所以就根本不打算拖累别人。
其实同事也介绍过的,见到面聊得挺好的,并且男方对于秦霜野的学历容貌也挺喜欢的,就是听到家世与不能生育这两个条件时一口回绝了。小时候因为某种原因与体质问题,秦霜野不能生育,即使可以,也会是一个两难的境界,所谓两难就是保大保小这个问题,所以医生根本不建议秦霜野要孩子。
一个人走完剩下的六十多年也挺好的。
楚瑾窝在被子里刷微博,忽然听见翻身起床的声音,好奇地扭过头去,还得眯着眼,不然被知晓自己在装睡就很麻烦了。
只见秦霜野蹑手蹑脚拉出抽屉,拿出药瓶到了几粒褪黑素,就着床头柜上面放着的那杯水艰难地咽下去,而后昏昏沉沉躺回去,她其实很累,就可是闭上眼却都是白鸽的死状与天台上的那番对话。
楚瑾摁熄了手机,鼻尖莫名其妙变得酸酸的。
睡吧,既然感到疲惫的话,黑夜中也不必害怕,因为我会一直在身边陪着你的。
大概半个小时后,楚瑾坚持不住渐渐有了困意时,秦霜野一个翻身滚到了楚瑾枕头上,可把楚瑾给吓醒了。炙热熟悉的鼻息近在咫尺,玫瑰花幽幽的芬芳轻轻包裹住楚瑾,显得十分温柔。
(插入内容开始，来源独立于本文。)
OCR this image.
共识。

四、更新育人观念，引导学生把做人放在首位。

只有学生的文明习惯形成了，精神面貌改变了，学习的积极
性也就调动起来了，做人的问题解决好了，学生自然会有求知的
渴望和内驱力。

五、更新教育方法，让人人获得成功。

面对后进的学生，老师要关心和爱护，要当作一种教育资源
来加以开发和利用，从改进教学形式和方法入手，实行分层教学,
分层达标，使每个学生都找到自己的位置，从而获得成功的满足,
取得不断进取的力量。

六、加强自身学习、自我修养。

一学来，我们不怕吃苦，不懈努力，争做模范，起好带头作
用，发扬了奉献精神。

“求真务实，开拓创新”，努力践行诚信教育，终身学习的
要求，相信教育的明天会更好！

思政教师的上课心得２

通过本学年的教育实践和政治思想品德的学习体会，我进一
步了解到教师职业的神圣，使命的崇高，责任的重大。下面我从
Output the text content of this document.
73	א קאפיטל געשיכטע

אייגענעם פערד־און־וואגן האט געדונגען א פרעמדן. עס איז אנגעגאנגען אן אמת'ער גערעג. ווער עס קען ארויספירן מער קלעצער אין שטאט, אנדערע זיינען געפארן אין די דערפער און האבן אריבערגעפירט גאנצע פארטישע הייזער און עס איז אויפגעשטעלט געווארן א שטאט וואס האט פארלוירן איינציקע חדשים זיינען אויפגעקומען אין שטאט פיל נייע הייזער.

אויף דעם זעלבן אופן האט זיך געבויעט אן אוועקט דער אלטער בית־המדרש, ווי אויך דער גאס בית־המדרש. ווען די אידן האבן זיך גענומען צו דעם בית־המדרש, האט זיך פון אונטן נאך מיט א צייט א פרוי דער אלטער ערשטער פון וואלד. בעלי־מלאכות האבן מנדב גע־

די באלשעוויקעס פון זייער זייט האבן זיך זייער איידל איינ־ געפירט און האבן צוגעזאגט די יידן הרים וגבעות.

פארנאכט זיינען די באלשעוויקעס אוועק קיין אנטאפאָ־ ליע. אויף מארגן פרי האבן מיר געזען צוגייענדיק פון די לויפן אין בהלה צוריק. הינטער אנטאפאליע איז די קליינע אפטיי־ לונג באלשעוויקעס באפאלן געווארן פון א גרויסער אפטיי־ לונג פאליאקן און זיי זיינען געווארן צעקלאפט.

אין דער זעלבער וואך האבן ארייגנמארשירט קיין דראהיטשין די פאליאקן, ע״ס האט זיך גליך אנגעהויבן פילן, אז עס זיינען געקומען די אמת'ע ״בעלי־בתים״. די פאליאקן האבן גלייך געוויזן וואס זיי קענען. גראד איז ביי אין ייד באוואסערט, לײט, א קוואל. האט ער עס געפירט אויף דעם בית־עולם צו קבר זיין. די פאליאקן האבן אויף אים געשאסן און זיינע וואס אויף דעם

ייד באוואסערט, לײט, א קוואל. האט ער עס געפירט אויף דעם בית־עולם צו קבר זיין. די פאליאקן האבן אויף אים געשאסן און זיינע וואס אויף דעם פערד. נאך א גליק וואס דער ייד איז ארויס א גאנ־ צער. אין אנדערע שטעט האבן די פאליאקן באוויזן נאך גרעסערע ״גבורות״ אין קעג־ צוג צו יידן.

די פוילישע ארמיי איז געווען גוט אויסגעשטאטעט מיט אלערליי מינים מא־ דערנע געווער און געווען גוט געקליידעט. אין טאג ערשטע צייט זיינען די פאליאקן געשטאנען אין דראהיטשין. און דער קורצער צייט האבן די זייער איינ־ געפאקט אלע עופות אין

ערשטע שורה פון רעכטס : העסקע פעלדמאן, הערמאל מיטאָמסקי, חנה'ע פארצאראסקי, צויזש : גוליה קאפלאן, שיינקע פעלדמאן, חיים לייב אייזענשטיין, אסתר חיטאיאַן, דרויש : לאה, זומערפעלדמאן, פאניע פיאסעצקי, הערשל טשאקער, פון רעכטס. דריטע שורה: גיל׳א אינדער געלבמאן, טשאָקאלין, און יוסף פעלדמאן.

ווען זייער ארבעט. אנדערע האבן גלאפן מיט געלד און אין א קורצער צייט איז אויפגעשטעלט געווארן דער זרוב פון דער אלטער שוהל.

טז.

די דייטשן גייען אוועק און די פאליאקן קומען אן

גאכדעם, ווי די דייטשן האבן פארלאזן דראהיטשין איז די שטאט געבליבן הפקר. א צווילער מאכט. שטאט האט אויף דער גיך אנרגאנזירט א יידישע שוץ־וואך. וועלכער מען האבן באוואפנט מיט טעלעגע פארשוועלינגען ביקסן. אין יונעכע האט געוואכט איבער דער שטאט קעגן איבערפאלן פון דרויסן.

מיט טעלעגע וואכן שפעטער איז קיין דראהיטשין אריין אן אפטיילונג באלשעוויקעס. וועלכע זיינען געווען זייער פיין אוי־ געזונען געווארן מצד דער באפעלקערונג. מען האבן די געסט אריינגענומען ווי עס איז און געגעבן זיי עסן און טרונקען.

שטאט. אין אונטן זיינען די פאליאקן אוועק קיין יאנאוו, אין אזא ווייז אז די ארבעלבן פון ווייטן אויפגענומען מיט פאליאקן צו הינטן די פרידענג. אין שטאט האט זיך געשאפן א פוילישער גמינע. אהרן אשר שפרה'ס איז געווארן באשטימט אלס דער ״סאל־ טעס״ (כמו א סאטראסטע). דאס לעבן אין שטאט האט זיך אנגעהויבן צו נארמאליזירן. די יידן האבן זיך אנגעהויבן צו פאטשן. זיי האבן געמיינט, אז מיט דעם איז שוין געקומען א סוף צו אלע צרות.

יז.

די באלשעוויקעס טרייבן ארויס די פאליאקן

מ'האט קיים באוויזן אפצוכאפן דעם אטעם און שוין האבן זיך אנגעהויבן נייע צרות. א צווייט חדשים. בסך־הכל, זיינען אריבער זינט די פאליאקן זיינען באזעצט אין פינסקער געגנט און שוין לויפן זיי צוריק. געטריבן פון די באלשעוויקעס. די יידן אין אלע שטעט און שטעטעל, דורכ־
楚瑾轻轻翻过身面对着秦霜野的脸,呼吸平稳,那几粒褪黑素第一次在秦霜野身上起了作用,起码可以睡一个安稳觉了。
楚瑾伸出右手轻轻握住了秦霜野搭在枕头上的左手,这是一双天生就适合弹钢琴的手,白净修长,无论怎么摆姿势都很好看,尤其是这双手在黑白琴键上飞快跳跃时,所有人都要为她而感到惊艳。
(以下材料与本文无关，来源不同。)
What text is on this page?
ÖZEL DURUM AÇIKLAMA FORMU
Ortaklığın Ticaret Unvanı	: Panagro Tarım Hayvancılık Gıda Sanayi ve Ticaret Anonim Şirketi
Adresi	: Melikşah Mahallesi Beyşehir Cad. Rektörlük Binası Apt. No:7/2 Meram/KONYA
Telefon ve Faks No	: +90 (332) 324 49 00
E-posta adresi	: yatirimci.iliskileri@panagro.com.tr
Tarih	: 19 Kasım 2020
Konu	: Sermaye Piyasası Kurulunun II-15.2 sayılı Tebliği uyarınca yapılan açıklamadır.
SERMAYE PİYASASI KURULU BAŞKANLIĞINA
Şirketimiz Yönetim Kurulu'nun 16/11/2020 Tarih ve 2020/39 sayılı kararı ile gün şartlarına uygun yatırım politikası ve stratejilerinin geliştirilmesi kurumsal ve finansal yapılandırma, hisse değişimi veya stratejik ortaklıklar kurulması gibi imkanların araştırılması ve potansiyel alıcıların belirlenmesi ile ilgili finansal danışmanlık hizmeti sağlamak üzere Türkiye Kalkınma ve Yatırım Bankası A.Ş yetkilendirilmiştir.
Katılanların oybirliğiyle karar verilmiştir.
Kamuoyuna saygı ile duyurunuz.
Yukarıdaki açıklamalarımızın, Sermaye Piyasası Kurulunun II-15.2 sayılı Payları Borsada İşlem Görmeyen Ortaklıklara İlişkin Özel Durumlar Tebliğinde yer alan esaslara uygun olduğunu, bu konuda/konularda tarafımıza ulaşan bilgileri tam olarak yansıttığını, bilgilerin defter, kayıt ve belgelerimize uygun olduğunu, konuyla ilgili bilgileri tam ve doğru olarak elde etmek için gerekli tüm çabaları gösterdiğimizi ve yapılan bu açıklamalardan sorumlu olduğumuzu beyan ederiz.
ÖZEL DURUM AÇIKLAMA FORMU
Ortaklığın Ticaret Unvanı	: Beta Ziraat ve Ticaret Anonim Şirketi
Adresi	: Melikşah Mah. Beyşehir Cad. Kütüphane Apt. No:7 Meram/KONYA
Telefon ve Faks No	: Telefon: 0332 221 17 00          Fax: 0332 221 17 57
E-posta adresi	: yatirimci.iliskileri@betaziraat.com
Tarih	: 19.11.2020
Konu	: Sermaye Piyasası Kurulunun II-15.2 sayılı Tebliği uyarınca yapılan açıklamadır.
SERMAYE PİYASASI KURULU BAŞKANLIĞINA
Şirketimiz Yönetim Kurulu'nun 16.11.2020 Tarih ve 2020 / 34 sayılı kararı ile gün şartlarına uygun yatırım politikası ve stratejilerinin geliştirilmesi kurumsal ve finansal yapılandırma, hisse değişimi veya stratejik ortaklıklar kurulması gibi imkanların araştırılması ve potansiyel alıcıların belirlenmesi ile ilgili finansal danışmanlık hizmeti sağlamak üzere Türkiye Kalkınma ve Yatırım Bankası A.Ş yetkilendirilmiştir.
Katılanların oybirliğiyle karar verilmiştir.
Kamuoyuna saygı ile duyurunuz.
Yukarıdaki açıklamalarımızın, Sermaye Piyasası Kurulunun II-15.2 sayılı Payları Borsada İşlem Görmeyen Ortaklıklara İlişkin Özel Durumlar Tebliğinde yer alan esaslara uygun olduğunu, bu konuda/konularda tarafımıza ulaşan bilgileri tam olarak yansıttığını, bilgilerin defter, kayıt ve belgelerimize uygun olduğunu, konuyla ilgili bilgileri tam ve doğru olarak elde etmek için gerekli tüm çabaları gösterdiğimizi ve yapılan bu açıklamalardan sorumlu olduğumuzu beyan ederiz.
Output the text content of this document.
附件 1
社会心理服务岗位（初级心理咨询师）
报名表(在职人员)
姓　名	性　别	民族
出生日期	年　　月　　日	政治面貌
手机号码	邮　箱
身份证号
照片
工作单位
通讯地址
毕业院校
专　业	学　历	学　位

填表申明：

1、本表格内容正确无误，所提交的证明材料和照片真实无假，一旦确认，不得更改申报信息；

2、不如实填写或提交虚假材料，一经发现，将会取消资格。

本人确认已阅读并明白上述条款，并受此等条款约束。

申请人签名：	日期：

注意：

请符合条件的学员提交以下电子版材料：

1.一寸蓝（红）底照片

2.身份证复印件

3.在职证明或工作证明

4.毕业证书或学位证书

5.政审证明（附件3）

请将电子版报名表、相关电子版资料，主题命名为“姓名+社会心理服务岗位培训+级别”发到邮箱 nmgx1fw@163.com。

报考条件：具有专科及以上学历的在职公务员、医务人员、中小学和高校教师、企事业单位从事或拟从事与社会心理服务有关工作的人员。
那这只手原本空空如也的无名指上被人戴上了戒指会是什么样的呢?
楚瑾的大脑飞速运转,想着想着就露出了一个甜甜的笑容,就像一个小孩被投喂了甜丝丝的糖果一样地高兴,素戒比较适合秦霜野,但楚瑾认为只有一生只能定制一枚的dr才配得上她。